Sadly, however, more often than not the appointment fails to live up to expectations in the longer term. Time and again I’ve witnessed the failure of the big hitter to make a positive contribution when joining a smaller firm.
Far too frequently, the former star from the well-known firm arrives with a bang and exits with a whimper, having failed miserably to bring in the new clients and boost profits in the way they were expected to.
Why is it that in too many instances the big hitter’s arrival does more harm than good? The answers vary but there are usually a number of common causes.
A classic mistake is an employer’s tendency to put too much confidence in the brand name from where the superstar comes. This person may have enjoyed a successful career working for the largest firm in its sector, but this is no guarantee of individual excellence.
The smaller firm doing the hiring has failed to find out about the hitter’s personal contribution before offering the contract. Was the hitter really instrumental in the firm’s success or were they under-pinned by talented colleagues?
Further, did the new employer work hard enough to establish if the hitter is still hungry for success? It may well be that in their later years they were just coasting along, or they may have played a devious political game in their rise to the top, deliberately riding on others’ coat-tails while climbing the career ladder.
Let’s be clear, distinguishing between the real achiever and the myth is no easy feat. These people interview extremely well and very few people provide warts ‘n’ all job references.
Bearing this in mind, the prospective employer should interpret answers carefully. If soundings produce very anodyne comments from the hitter’s current colleagues, this should ring alarm bells. There is a real possibility that these answers belie the story they would really like to tell.
Invest time in speaking to as many people in the broader market as possible, not just the person’s immediate colleagues. They may feel freer to speak, and what they have to say may be closer to the big hitter’s real work performance.
But remember, recruiting the right person is more about how they are going to fit into your current organisation than how they fitted into the firm they are seeking to leave.
Inevitably, large firms require employees to fill more specialist roles, while smaller ones call on all staff to be much more rounded. For example, do your existing senior managers do their own paperwork and administration? Also, do they do their own marketing? Will your big hitter be prepared to be similarly self-supporting?
If they demand that you also hire their current secretary or PA, ask yourself what effect this will have on your happy managers who currently look after themselves. In my experience, if the privileges offered to a big hitter are too generous the bitterness this stokes up will be more trouble than its worth.

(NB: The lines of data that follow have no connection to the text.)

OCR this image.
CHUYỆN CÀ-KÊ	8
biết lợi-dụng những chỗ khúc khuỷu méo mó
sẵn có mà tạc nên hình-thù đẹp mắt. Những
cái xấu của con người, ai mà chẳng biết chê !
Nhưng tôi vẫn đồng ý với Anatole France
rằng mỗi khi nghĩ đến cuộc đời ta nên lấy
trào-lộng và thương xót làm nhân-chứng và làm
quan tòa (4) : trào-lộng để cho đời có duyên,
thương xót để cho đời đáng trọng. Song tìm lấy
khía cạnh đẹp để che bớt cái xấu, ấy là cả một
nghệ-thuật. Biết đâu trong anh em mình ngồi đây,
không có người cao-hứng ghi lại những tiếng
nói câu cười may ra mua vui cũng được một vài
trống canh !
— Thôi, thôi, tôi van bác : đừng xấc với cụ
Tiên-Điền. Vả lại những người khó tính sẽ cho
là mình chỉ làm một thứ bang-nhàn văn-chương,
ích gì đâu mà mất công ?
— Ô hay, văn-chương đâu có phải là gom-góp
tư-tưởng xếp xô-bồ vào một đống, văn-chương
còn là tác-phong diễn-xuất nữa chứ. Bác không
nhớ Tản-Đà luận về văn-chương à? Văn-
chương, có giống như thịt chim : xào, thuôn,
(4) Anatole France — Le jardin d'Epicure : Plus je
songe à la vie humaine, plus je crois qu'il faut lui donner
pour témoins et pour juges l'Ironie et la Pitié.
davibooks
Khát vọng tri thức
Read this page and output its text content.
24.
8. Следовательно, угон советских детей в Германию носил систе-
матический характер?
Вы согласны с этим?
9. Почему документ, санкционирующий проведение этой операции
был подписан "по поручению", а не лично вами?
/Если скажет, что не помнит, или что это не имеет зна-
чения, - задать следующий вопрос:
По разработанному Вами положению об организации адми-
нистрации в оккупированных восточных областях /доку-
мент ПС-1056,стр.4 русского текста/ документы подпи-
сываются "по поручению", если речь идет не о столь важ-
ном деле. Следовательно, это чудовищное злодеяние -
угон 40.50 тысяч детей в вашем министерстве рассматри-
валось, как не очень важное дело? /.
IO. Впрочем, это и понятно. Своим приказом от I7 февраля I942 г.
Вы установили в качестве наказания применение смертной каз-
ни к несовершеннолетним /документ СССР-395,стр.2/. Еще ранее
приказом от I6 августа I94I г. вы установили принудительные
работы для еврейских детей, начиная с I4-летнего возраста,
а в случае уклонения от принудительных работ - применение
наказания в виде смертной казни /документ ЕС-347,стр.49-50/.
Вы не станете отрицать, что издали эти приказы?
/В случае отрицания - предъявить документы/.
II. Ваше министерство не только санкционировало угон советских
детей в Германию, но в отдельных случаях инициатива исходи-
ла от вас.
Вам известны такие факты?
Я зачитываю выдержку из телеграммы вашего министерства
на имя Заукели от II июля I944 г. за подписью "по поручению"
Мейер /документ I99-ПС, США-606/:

Also, if your big hitter has never worked for a smaller company be cautious about their flexibility. Be aware that they may have reached an age when some of their work habits are too ingrained to be easily changed.
It may well turn out that your big hitter is a pragmatist who is willing to accept an interesting new job that swaps perks and status for the thrill of a genuine challenge. Home and dry? Not by a long way.
For all their best intentions, big hitters can be surprisingly naïve. Coming from such a protected corporate environment, they fail to appreciate just how difficult it will be to adapt to a smaller organisation.
They may have no real experience of the SME world, of having to beg, steal or borrow to get results. At their previous large firm they had the resources at their disposal to do this detailed “devilling”, but before long they become a little dispirited when they realise that many of their favoured business contacts have secretly crossed their name off their lists because they can no longer dispense those big company favours or take them out to fine restaurants or upmarket events.
In a matter of months, the honeymoon period is well and truly over. New colleagues have come to realise that the big hitter is no better at the job than they are, yet they’re on a much higher salary. Without thinking, they cease to extend their goodwill. Our big hitter is left abandoned trying to send a fax or work the copier, and their effectiveness is in steep decline.
Hiring a big hitter comes with plenty of risks. It is good on paper but often disappointing in reality. As an alternative, it may be better to look for new staff who have succeeded in smaller organisations. If these people have secured proven results by working for companies that most haven’t heard of, they are probably the most talented and hard working staff. And your firm doesn’t have to lose face by dispensing with the fallen star who failed to light up the commercial sky for you.